Pagina's

zondag 15 augustus 2010

Maar ze moeten niet bij me in de buurt komen

Eigenlijk ging ik ervan uit dat het was uitgestorven. Tenminste, in het deel van Nederland en de sociale omgeving waar ikzelf en het merendeel van mijn vrienden zich bevinden, namelijk in grote dan wel middelgrote steden van de Randstad. In dit vooruitstrevende deel van het land, waar mensen over het algemeen redelijk vrij zijn om te doen en laten wat zij willen zonder dat de buren er schande van spreken, en waar andere culturen, subculturen, stromingen en levenswijzen een stuk minder opzien baren dan in, zeg, Oost-Groningen, waan ik mij in een prettig-individualistische, tolerante omgeving: wees lekker wie je wilt zijn, zodra je anderen er niet mee lastig valt. Voor mij slaat dit ‘lastig vallen’ op zaken als keiharde muziek op middernachtelijke uren, de odeur van een privé-kinderboerderij die iemand op drie hoog achter wenst te onderhouden, en gelovigen die ongevraagd een voet tussen de deur zetten om mij te overtuigen van hun levenswijze.

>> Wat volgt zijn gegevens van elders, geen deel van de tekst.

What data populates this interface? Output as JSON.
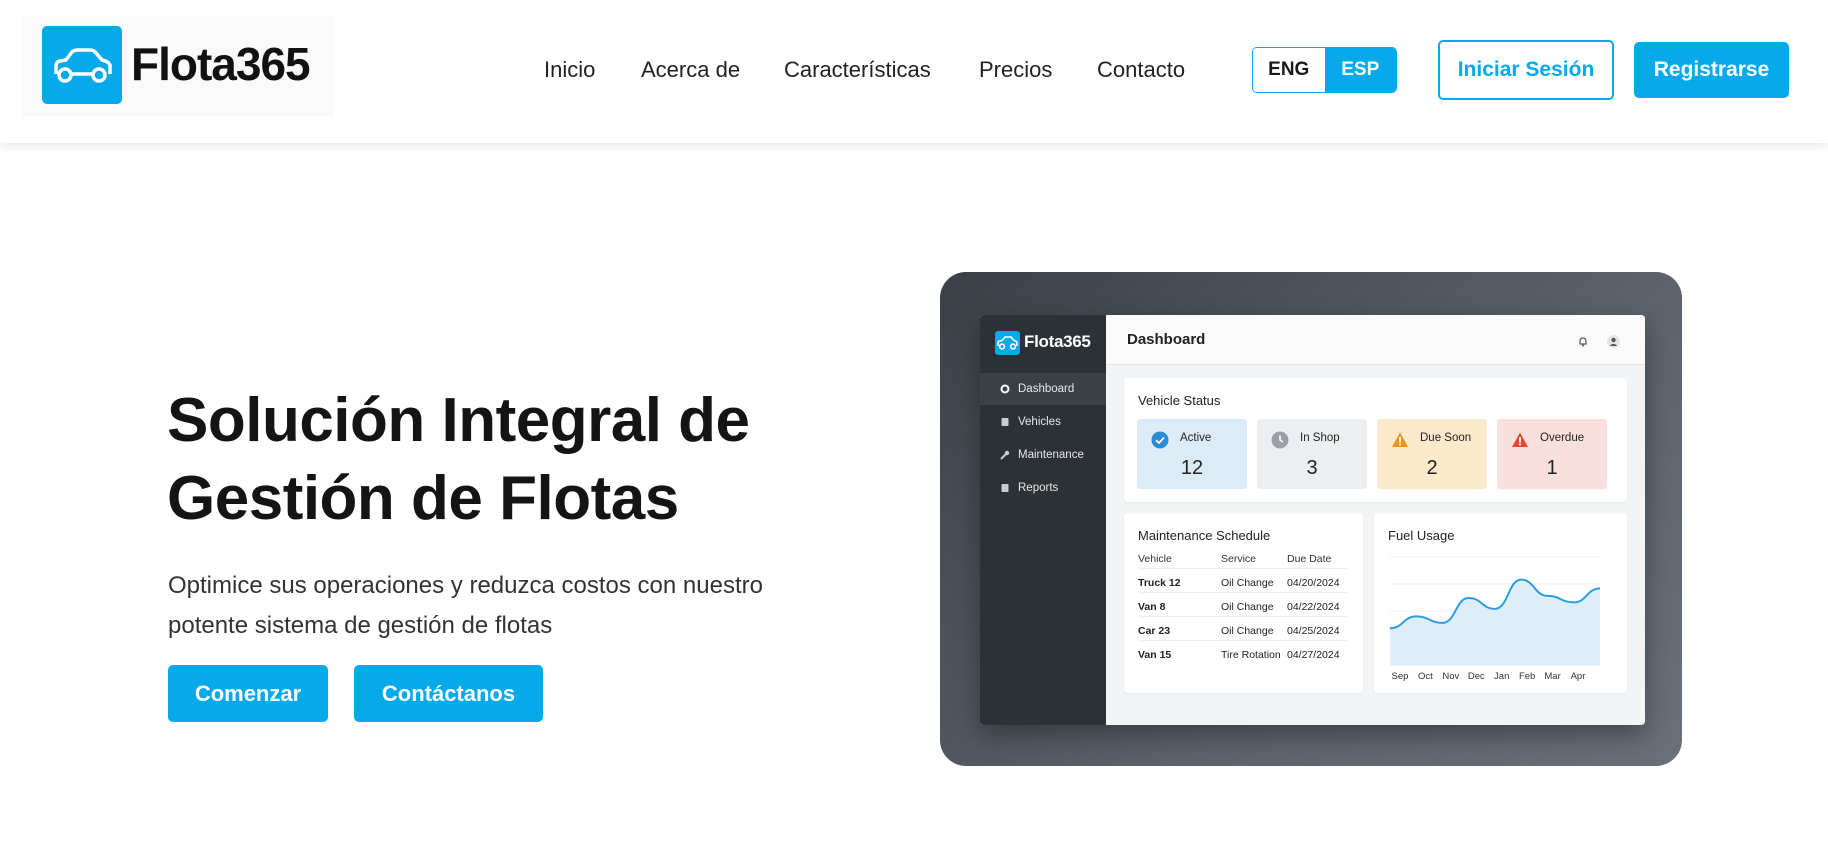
{
  "brand": {
    "name": "Flota365",
    "accent": "#06a9ea"
  },
  "nav": {
    "links": [
      "Inicio",
      "Acerca de",
      "Características",
      "Precios",
      "Contacto"
    ],
    "lang": {
      "eng": "ENG",
      "esp": "ESP",
      "selected": "ESP"
    },
    "login": "Iniciar Sesión",
    "register": "Registrarse"
  },
  "hero": {
    "title": "Solución Integral de Gestión de Flotas",
    "subtitle": "Optimice sus operaciones y reduzca costos con nuestro potente sistema de gestión de flotas",
    "primary_button": "Comenzar",
    "secondary_button": "Contáctanos"
  },
  "mockup": {
    "brand": "Flota365",
    "page_title": "Dashboard",
    "sidebar": [
      {
        "label": "Dashboard",
        "icon": "circle-icon",
        "active": true
      },
      {
        "label": "Vehicles",
        "icon": "document-icon",
        "active": false
      },
      {
        "label": "Maintenance",
        "icon": "wrench-icon",
        "active": false
      },
      {
        "label": "Reports",
        "icon": "document-icon",
        "active": false
      }
    ],
    "vehicle_status": {
      "title": "Vehicle Status",
      "items": [
        {
          "label": "Active",
          "value": "12",
          "bg": "#dcecf7",
          "icon_color": "#2c8ad8",
          "icon": "check-circle-icon"
        },
        {
          "label": "In Shop",
          "value": "3",
          "bg": "#eceef0",
          "icon_color": "#9aa0a6",
          "icon": "clock-icon"
        },
        {
          "label": "Due Soon",
          "value": "2",
          "bg": "#fbe9cc",
          "icon_color": "#f0921e",
          "icon": "warning-icon"
        },
        {
          "label": "Overdue",
          "value": "1",
          "bg": "#f9e0de",
          "icon_color": "#e04a2f",
          "icon": "warning-icon"
        }
      ]
    },
    "maintenance": {
      "title": "Maintenance Schedule",
      "columns": [
        "Vehicle",
        "Service",
        "Due Date"
      ],
      "rows": [
        [
          "Truck 12",
          "Oil Change",
          "04/20/2024"
        ],
        [
          "Van 8",
          "Oil Change",
          "04/22/2024"
        ],
        [
          "Car 23",
          "Oil Change",
          "04/25/2024"
        ],
        [
          "Van 15",
          "Tire Rotation",
          "04/27/2024"
        ]
      ]
    },
    "fuel": {
      "title": "Fuel Usage"
    }
  },
  "chart_data": {
    "type": "area",
    "title": "Fuel Usage",
    "categories": [
      "Sep",
      "Oct",
      "Nov",
      "Dec",
      "Jan",
      "Feb",
      "Mar",
      "Apr"
    ],
    "x": [
      0,
      1,
      2,
      3,
      4,
      5,
      6,
      7,
      8
    ],
    "values": [
      34,
      45,
      39,
      62,
      52,
      79,
      64,
      58,
      71
    ],
    "xlabel": "",
    "ylabel": "",
    "ylim": [
      0,
      100
    ],
    "grid": true,
    "color": "#2c9ee0"
  }
}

Maar een paar weken geleden tijdens een etentje met vrienden – allen hoogopgeleide, Randstedelijke dertigers – viel die zin weer, die ik voor het laatst van dichtbij had gehoord toen ik een vriend uit de Veluwe uitvoerig vertelde over de gay parade in Sydney waar ik in het kader van mijn stage bij Amnesty International aldaar aan had deelgenomen: ‘Homo’s: prima hoor, maar ze moeten niet bij me in de buurt komen.’ Ongegeneerd vloog de zin tussen voor- en hoofdgerecht over tafel. De redenering was, uiteraard, dat iedere homoseksuele man zich vanzelfsprekend op de spreker in kwestie zou storten, zodra deze in diens gezichtveld zou verschijnen. Na deze zeer sterke argumentatie volgde nog een uitsmijter: ‘Als ze zo overdreven doen als met zo’n gay parade, dan vragen ze er toch om om gediscrimineerd te worden?’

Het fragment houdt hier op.